The infamous propensity of viruses to mutate their way to evolutionary success makes them a slippery target for antiviral drugs. But a new approach that exploits the effect of dominant–negative viral alleles promises to stem the growth of drug-resistant particles, essentially beating viruses at their own game.

All viruses mutate at high rates, but those with a single-stranded RNA genome, such as poliovirus, top them all and are therefore most adept at evolving resistance to conventional drugs. Scott Crowder and Karla Kirkegaard tried an alternative tactic, which involved identifying mutant lines of poliovirus that could interfere in a dominant–negative way with the growth of wild-type particles. Using reverse engineering, they produced a series of poliovirus genomes and then selected those that generated non-viable (that is, growth-defective) particles. Next, they co-transfected mutant and wild-type viruses into cells and investigated whether the yield of wild-type viruses had been affected.

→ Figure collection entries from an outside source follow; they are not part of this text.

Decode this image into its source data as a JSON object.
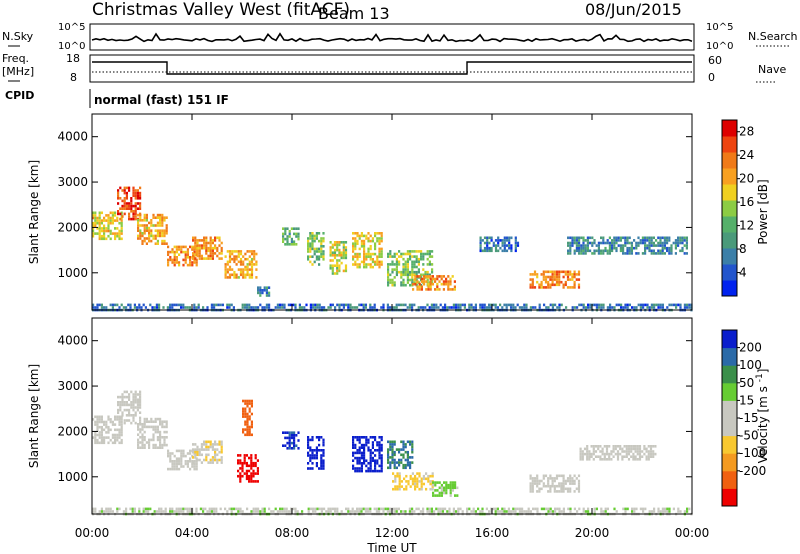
{
  "header": {
    "station": "Christmas Valley West (fitACF)",
    "beam": "Beam 13",
    "date": "08/Jun/2015"
  },
  "strip": {
    "nsky_label": "N.Sky",
    "nsearch_label": "N.Search",
    "noise_ticks": [
      "10^5",
      "10^0"
    ],
    "freq_label_lines": [
      "Freq.",
      "[MHz]"
    ],
    "freq_ticks": [
      "18",
      "8"
    ],
    "nave_label": "Nave",
    "nave_ticks": [
      "60",
      "0"
    ],
    "cpid_label": "CPID",
    "cpid_text": "normal (fast) 151 IF"
  },
  "panels": {
    "ylabel": "Slant Range [km]",
    "xlabel": "Time UT"
  },
  "colors": {
    "power_scale": [
      "#0022ee",
      "#2255cc",
      "#3b7fa8",
      "#4a9a7a",
      "#55b06a",
      "#8ccc44",
      "#f0d020",
      "#f8a020",
      "#f07a18",
      "#ee4410",
      "#dd0000"
    ],
    "velocity_scale": [
      "#ee0000",
      "#f06010",
      "#f49a20",
      "#f8c830",
      "#c8c8c0",
      "#c8c8c0",
      "#66cc33",
      "#3a8f4a",
      "#2a6aa8",
      "#0a1ecc"
    ]
  },
  "chart_data": [
    {
      "type": "heatmap",
      "name_hint": "power",
      "x": [
        "00:00",
        "04:00",
        "08:00",
        "12:00",
        "16:00",
        "20:00",
        "00:00"
      ],
      "xlim_hours": [
        0,
        24
      ],
      "ylim": [
        180,
        4500
      ],
      "yticks": [
        1000,
        2000,
        3000,
        4000
      ],
      "colorbar_label": "Power [dB]",
      "colorbar_ticks": [
        4,
        8,
        12,
        16,
        20,
        24,
        28
      ],
      "colorbar_range": [
        0,
        30
      ],
      "regions": [
        {
          "t": [
            0.0,
            1.2
          ],
          "r": [
            1750,
            2350
          ],
          "v": 18
        },
        {
          "t": [
            1.0,
            1.9
          ],
          "r": [
            2200,
            2900
          ],
          "v": 26
        },
        {
          "t": [
            1.8,
            3.0
          ],
          "r": [
            1650,
            2300
          ],
          "v": 20
        },
        {
          "t": [
            3.0,
            4.2
          ],
          "r": [
            1150,
            1600
          ],
          "v": 22
        },
        {
          "t": [
            4.0,
            5.2
          ],
          "r": [
            1300,
            1800
          ],
          "v": 22
        },
        {
          "t": [
            5.3,
            6.6
          ],
          "r": [
            900,
            1500
          ],
          "v": 20
        },
        {
          "t": [
            6.6,
            7.1
          ],
          "r": [
            500,
            700
          ],
          "v": 8
        },
        {
          "t": [
            7.6,
            8.3
          ],
          "r": [
            1600,
            2000
          ],
          "v": 12
        },
        {
          "t": [
            8.6,
            9.3
          ],
          "r": [
            1200,
            1900
          ],
          "v": 14
        },
        {
          "t": [
            9.5,
            10.2
          ],
          "r": [
            1000,
            1700
          ],
          "v": 16
        },
        {
          "t": [
            10.4,
            11.6
          ],
          "r": [
            1100,
            1900
          ],
          "v": 18
        },
        {
          "t": [
            11.8,
            13.6
          ],
          "r": [
            700,
            1500
          ],
          "v": 14
        },
        {
          "t": [
            12.8,
            14.5
          ],
          "r": [
            650,
            950
          ],
          "v": 22
        },
        {
          "t": [
            15.5,
            17.0
          ],
          "r": [
            1500,
            1800
          ],
          "v": 6
        },
        {
          "t": [
            17.5,
            19.5
          ],
          "r": [
            650,
            1050
          ],
          "v": 22
        },
        {
          "t": [
            19.0,
            23.8
          ],
          "r": [
            1400,
            1800
          ],
          "v": 8
        },
        {
          "t": [
            0.0,
            24.0
          ],
          "r": [
            180,
            320
          ],
          "v": 6
        }
      ]
    },
    {
      "type": "heatmap",
      "name_hint": "velocity",
      "x": [
        "00:00",
        "04:00",
        "08:00",
        "12:00",
        "16:00",
        "20:00",
        "00:00"
      ],
      "xlim_hours": [
        0,
        24
      ],
      "ylim": [
        180,
        4500
      ],
      "yticks": [
        1000,
        2000,
        3000,
        4000
      ],
      "colorbar_label": "Velocity [m s^-1]",
      "colorbar_ticks": [
        200,
        100,
        50,
        15,
        -15,
        -50,
        -100,
        -200
      ],
      "colorbar_range": [
        -250,
        250
      ],
      "regions": [
        {
          "t": [
            0.0,
            1.2
          ],
          "r": [
            1750,
            2350
          ],
          "v": 0
        },
        {
          "t": [
            1.0,
            1.9
          ],
          "r": [
            2200,
            2900
          ],
          "v": 0
        },
        {
          "t": [
            1.8,
            3.0
          ],
          "r": [
            1650,
            2300
          ],
          "v": 0
        },
        {
          "t": [
            3.0,
            4.2
          ],
          "r": [
            1150,
            1600
          ],
          "v": -30
        },
        {
          "t": [
            4.0,
            5.2
          ],
          "r": [
            1300,
            1800
          ],
          "v": -40
        },
        {
          "t": [
            5.8,
            6.6
          ],
          "r": [
            900,
            1500
          ],
          "v": -220
        },
        {
          "t": [
            6.0,
            6.4
          ],
          "r": [
            1900,
            2700
          ],
          "v": -180
        },
        {
          "t": [
            7.6,
            8.3
          ],
          "r": [
            1600,
            2000
          ],
          "v": 210
        },
        {
          "t": [
            8.6,
            9.3
          ],
          "r": [
            1200,
            1900
          ],
          "v": 230
        },
        {
          "t": [
            10.4,
            11.6
          ],
          "r": [
            1100,
            1900
          ],
          "v": 230
        },
        {
          "t": [
            11.8,
            12.8
          ],
          "r": [
            1200,
            1800
          ],
          "v": 150
        },
        {
          "t": [
            12.0,
            13.6
          ],
          "r": [
            700,
            1100
          ],
          "v": -60
        },
        {
          "t": [
            13.6,
            14.6
          ],
          "r": [
            600,
            900
          ],
          "v": 60
        },
        {
          "t": [
            17.5,
            19.5
          ],
          "r": [
            650,
            1050
          ],
          "v": 0
        },
        {
          "t": [
            19.5,
            22.5
          ],
          "r": [
            1400,
            1700
          ],
          "v": 0
        },
        {
          "t": [
            0.0,
            24.0
          ],
          "r": [
            180,
            320
          ],
          "v": 40
        }
      ]
    }
  ]
}
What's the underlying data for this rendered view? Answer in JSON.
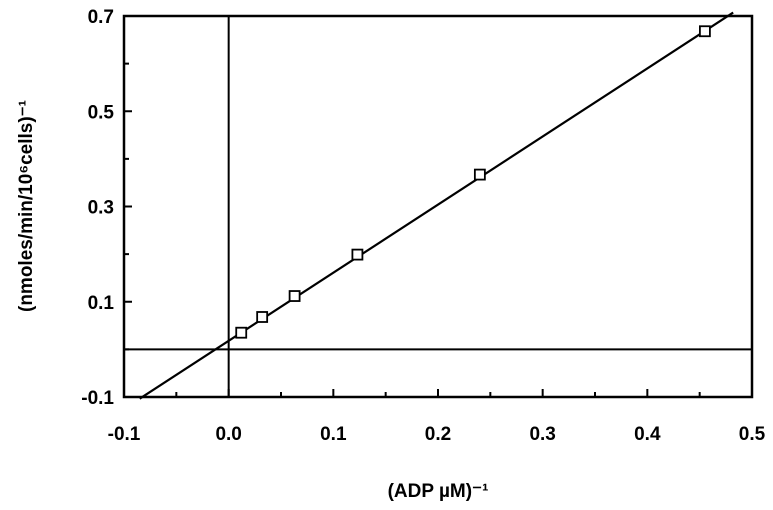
{
  "chart_data": {
    "type": "scatter",
    "title": "",
    "xlabel": "(ADP µM)⁻¹",
    "ylabel": "(nmoles/min/10⁶cells)⁻¹",
    "xlim": [
      -0.1,
      0.5
    ],
    "ylim": [
      -0.1,
      0.7
    ],
    "x_ticks": [
      "-0.1",
      "0.0",
      "0.1",
      "0.2",
      "0.3",
      "0.4",
      "0.5"
    ],
    "y_ticks": [
      "-0.1",
      "0.1",
      "0.3",
      "0.5",
      "0.7"
    ],
    "grid": false,
    "legend": "none",
    "marker": "open-square",
    "points": [
      {
        "x": 0.012,
        "y": 0.035
      },
      {
        "x": 0.032,
        "y": 0.068
      },
      {
        "x": 0.063,
        "y": 0.112
      },
      {
        "x": 0.123,
        "y": 0.199
      },
      {
        "x": 0.24,
        "y": 0.367
      },
      {
        "x": 0.455,
        "y": 0.668
      }
    ],
    "fit_line": {
      "slope": 1.43,
      "intercept": 0.018,
      "x_from": -0.085,
      "x_to": 0.482
    },
    "reference_lines": {
      "x_zero": 0,
      "y_zero": 0
    }
  }
}
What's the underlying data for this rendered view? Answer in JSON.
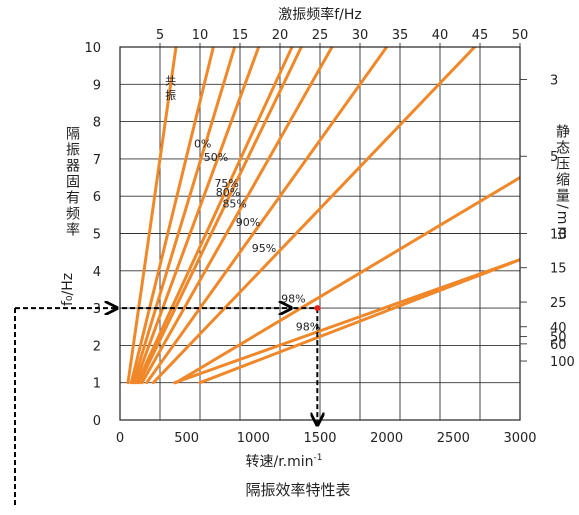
{
  "chart_data": {
    "type": "line",
    "title": "隔振效率特性表",
    "xlabel": "转速/r.min",
    "xlabel_sup": "-1",
    "ylabel": "隔振器固有频率",
    "ylabel_unit": "f₀/Hz",
    "top_axis_title": "激振频率f/Hz",
    "right_axis_title": "静态压缩量/mm",
    "xlim": [
      0,
      3000
    ],
    "ylim": [
      0,
      10
    ],
    "x_ticks": [
      "0",
      "500",
      "1000",
      "1500",
      "2000",
      "2500",
      "3000"
    ],
    "y_ticks": [
      "0",
      "1",
      "2",
      "3",
      "4",
      "5",
      "6",
      "7",
      "8",
      "9",
      "10"
    ],
    "top_ticks": [
      "5",
      "10",
      "15",
      "20",
      "25",
      "30",
      "35",
      "40",
      "45",
      "50"
    ],
    "right_ticks": [
      "3",
      "5",
      "10",
      "15",
      "25",
      "40",
      "50",
      "60",
      "100"
    ],
    "grid": true,
    "line_color": "#f0882a",
    "series": [
      {
        "name": "共振",
        "x": [
          60,
          420
        ],
        "y": [
          1,
          10
        ]
      },
      {
        "x": [
          85,
          700
        ],
        "y": [
          1,
          10
        ]
      },
      {
        "x": [
          100,
          860
        ],
        "y": [
          1,
          10
        ]
      },
      {
        "x": [
          115,
          1040
        ],
        "y": [
          1,
          10
        ]
      },
      {
        "x": [
          130,
          1290
        ],
        "y": [
          1,
          10
        ]
      },
      {
        "x": [
          145,
          1360
        ],
        "y": [
          1,
          10
        ]
      },
      {
        "x": [
          165,
          1590
        ],
        "y": [
          1,
          10
        ]
      },
      {
        "x": [
          200,
          2000
        ],
        "y": [
          1,
          10
        ]
      },
      {
        "x": [
          250,
          2660
        ],
        "y": [
          1,
          10
        ]
      },
      {
        "x": [
          420,
          3000
        ],
        "y": [
          1,
          6.5
        ]
      },
      {
        "x": [
          410,
          3000
        ],
        "y": [
          1,
          4.3
        ]
      },
      {
        "x": [
          600,
          3000
        ],
        "y": [
          1,
          4.3
        ]
      }
    ],
    "annotations": [
      {
        "text": "共",
        "x": 380,
        "y": 9.0
      },
      {
        "text": "振",
        "x": 380,
        "y": 8.6
      },
      {
        "text": "0%",
        "x": 620,
        "y": 7.3
      },
      {
        "text": "50%",
        "x": 720,
        "y": 6.95
      },
      {
        "text": "75%",
        "x": 800,
        "y": 6.25
      },
      {
        "text": "80%",
        "x": 810,
        "y": 6.0
      },
      {
        "text": "85%",
        "x": 860,
        "y": 5.7
      },
      {
        "text": "90%",
        "x": 960,
        "y": 5.2
      },
      {
        "text": "95%",
        "x": 1080,
        "y": 4.5
      },
      {
        "text": "98%",
        "x": 1300,
        "y": 3.15
      },
      {
        "text": "98%",
        "x": 1410,
        "y": 2.4
      }
    ],
    "marker": {
      "x": 1480,
      "y": 3.0,
      "color": "#e8201a"
    },
    "guides": {
      "x": 1480,
      "y": 3.0
    }
  }
}
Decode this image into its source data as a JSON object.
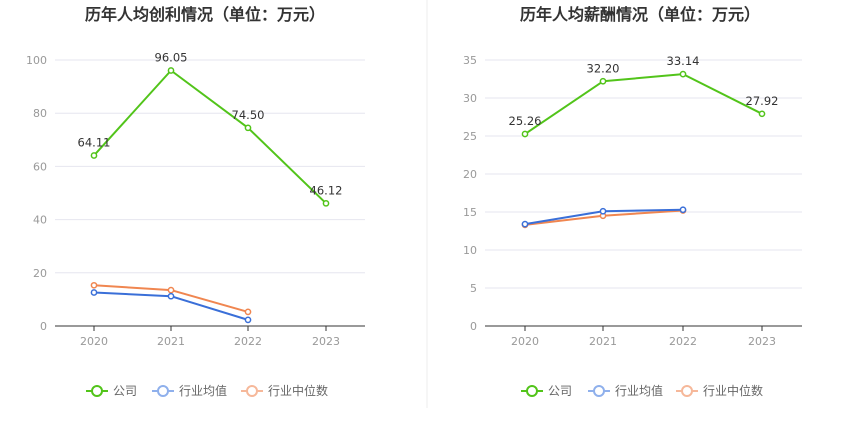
{
  "chart_data": [
    {
      "type": "line",
      "title": "历年人均创利情况（单位：万元）",
      "categories": [
        "2020",
        "2021",
        "2022",
        "2023"
      ],
      "ylim": [
        0,
        100
      ],
      "yticks": [
        0,
        20,
        40,
        60,
        80,
        100
      ],
      "series": [
        {
          "name": "公司",
          "color": "#52c41a",
          "values": [
            64.11,
            96.05,
            74.5,
            46.12
          ],
          "labels": [
            "64.11",
            "96.05",
            "74.50",
            "46.12"
          ]
        },
        {
          "name": "行业均值",
          "color": "#3a6fd8",
          "values": [
            12.6,
            11.2,
            2.3,
            null
          ]
        },
        {
          "name": "行业中位数",
          "color": "#f08650",
          "values": [
            15.3,
            13.5,
            5.3,
            null
          ]
        }
      ]
    },
    {
      "type": "line",
      "title": "历年人均薪酬情况（单位：万元）",
      "categories": [
        "2020",
        "2021",
        "2022",
        "2023"
      ],
      "ylim": [
        0,
        35
      ],
      "yticks": [
        0,
        5,
        10,
        15,
        20,
        25,
        30,
        35
      ],
      "series": [
        {
          "name": "公司",
          "color": "#52c41a",
          "values": [
            25.26,
            32.2,
            33.14,
            27.92
          ],
          "labels": [
            "25.26",
            "32.20",
            "33.14",
            "27.92"
          ]
        },
        {
          "name": "行业均值",
          "color": "#3a6fd8",
          "values": [
            13.4,
            15.1,
            15.3,
            null
          ]
        },
        {
          "name": "行业中位数",
          "color": "#f08650",
          "values": [
            13.3,
            14.5,
            15.2,
            null
          ]
        }
      ]
    }
  ],
  "legend": [
    {
      "name": "公司",
      "color": "#52c41a"
    },
    {
      "name": "行业均值",
      "color": "#8fb0ec"
    },
    {
      "name": "行业中位数",
      "color": "#f6b89a"
    }
  ],
  "colors": {
    "axis": "#333333",
    "grid": "#e6e6ef",
    "divider": "#eeeeee"
  }
}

The dominant mutations, which fell into four classes, were very effective. For example, dominant mutations in several capsid proteins inhibited the growth of wild-type viruses by 93%, on average, in just one round of co-infection. But how successful would such a virus-busting strategy be? One test shows that the predicted benefits translate well into practice: a dominant drug-sensitive virus was able to cut the yield of a co-transfected drug-resistant virus down to 3–7% of its normal titre — presumably because the dominant capsid protein destabilized the multi-subunit coat of the resistant virus.

The genomics screen described in this article has revealed some unexpected details of viral biology. But these results will perhaps be even more attractive to drug developers, whose eye will be on exploiting the dominant proteins as targets for anti-viral compounds.